Une nouvelle fois, un réalisateur américain se penche sur les déviances violentes de ses concitoyens, et en dresse un portrait accablant. Entre comédie et horreur, cette satire mélange bourreaux et victimes dans une course à l’autodestruction. Mené par Joel Murray et Tara Lynne Barr, "God Bless America" analyse autrement l’ultra violence. Oui, les sociopathes sont sympathiques.

God Bless America, c’est l’Amérique dans ce qu'elle a de plus férocement naze. Frank (Joel Murray) est un employé de bureau cinquantenaire, solitaire, un peu plus affligé chaque jour par ce qu’il voit et entend dans son cher pays. La télé-réalité, les médias de masse, les politiques, les extrémistes religieux, il n’en peut plus. Et comme si ça ne suffisait pas, il perd son job, et son médecin lui annonce qu’il a une tumeur inopérable au cerveau.

Le tableau dressé par le premier quart d’heure du film est noir à souhait.

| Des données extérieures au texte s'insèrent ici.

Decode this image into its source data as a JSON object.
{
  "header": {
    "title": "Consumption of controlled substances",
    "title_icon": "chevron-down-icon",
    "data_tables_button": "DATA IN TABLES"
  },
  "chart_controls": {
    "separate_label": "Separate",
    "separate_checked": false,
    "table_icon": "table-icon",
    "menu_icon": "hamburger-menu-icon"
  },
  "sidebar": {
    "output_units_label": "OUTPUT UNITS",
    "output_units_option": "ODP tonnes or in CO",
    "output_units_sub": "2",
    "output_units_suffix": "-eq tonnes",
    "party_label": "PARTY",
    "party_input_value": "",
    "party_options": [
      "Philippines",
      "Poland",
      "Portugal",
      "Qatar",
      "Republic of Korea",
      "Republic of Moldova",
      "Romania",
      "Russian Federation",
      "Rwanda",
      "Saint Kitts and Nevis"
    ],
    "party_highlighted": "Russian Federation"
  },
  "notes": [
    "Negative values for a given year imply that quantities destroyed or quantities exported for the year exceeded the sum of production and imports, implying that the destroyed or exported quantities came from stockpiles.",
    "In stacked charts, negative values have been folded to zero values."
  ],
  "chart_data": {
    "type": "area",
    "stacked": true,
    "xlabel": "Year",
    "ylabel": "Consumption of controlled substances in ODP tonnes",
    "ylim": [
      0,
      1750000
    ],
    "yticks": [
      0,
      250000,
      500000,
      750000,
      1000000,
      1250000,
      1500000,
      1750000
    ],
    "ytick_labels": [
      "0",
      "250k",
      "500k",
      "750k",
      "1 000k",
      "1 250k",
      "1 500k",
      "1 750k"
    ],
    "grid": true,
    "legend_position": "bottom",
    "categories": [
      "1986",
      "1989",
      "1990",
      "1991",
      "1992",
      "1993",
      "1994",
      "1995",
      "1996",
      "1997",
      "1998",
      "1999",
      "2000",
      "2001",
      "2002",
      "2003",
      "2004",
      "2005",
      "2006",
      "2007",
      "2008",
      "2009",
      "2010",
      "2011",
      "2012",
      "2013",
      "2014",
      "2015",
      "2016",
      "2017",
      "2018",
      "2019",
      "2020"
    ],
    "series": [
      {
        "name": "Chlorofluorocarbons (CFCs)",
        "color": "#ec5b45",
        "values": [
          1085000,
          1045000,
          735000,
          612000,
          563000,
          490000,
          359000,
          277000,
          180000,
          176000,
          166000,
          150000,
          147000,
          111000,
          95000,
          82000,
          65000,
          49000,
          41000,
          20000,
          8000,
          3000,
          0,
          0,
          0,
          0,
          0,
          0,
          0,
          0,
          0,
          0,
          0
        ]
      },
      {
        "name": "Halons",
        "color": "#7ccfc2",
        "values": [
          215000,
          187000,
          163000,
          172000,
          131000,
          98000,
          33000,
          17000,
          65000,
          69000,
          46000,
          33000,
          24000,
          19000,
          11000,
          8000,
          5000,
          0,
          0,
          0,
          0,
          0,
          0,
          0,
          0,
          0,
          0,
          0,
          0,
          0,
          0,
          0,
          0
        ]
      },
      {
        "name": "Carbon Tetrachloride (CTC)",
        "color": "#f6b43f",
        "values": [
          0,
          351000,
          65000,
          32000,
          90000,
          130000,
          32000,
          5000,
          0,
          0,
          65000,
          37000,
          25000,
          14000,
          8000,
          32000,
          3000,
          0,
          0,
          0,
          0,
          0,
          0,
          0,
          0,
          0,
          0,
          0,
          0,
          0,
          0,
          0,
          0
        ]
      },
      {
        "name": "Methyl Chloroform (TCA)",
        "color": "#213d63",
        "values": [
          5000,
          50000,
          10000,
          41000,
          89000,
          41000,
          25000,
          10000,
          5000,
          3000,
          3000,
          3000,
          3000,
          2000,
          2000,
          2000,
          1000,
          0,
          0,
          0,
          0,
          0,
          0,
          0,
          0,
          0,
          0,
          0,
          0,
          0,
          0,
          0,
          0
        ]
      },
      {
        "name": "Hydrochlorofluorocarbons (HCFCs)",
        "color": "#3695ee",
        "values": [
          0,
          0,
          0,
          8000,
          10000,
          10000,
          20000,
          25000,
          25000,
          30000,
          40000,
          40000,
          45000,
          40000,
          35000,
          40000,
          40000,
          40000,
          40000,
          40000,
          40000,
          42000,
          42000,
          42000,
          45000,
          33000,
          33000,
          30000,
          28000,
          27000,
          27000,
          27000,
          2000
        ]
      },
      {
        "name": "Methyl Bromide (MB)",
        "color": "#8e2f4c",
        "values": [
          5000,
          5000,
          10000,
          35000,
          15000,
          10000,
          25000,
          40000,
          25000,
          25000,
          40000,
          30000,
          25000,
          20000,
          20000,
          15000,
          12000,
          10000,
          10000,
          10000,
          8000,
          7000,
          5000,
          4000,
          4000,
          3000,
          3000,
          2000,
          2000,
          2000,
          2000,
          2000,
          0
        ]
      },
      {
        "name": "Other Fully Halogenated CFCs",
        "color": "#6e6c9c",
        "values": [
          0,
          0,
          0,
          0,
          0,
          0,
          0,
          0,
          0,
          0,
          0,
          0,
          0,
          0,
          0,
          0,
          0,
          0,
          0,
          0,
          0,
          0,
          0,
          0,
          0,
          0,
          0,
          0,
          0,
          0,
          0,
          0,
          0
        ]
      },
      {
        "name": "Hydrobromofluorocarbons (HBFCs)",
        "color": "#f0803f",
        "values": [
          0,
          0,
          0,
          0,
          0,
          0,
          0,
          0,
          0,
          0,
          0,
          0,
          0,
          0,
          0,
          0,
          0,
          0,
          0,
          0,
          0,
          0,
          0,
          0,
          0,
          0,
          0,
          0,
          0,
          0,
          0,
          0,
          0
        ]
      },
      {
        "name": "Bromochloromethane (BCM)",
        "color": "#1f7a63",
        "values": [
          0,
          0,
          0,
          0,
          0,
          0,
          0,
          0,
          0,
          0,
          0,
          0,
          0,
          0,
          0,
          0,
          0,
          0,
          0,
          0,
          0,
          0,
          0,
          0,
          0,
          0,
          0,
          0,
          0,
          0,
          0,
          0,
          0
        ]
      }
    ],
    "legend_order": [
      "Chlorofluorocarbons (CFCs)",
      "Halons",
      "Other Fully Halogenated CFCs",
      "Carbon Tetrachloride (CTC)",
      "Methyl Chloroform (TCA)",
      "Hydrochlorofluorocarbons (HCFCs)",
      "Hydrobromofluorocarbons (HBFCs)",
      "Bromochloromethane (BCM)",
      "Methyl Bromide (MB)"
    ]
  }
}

La télévision fabrique des stars à partir de cas sociaux à peine lettrés, les animateurs de talk-shows défendent les plus extrémistes des thèses réactionnaires, le recours à la violence est banalisé… Rien à sauver, si ce n’est Roxy (Tara Lynne Barr), cette adolescente témoin d’un assassinat, qui, plutôt que de s’enfuir, insiste pour accompagner Frank dans son périple sanglant.

Car l’exutoire qu’a trouvé Frank pour sortir la tête de l’eau au milieu de tous ces jurks, c’est le meurtre. Mais pas le meurtre bête et vénal, non, l’assassinat prémédité de symboles de cette décadence made in USA. Bob Goldwaith, scénariste et réalisateur, n’a pas peur de se répéter pour faire passer le message : l’ennemi, c’est la médiocrité. Dans une logique parfaitement nazie, des "sous-hommes" sont désignés, et exterminés. Des nazis un peu perturbés cependant, pro-mariage gay mais contre le contrôle des armes.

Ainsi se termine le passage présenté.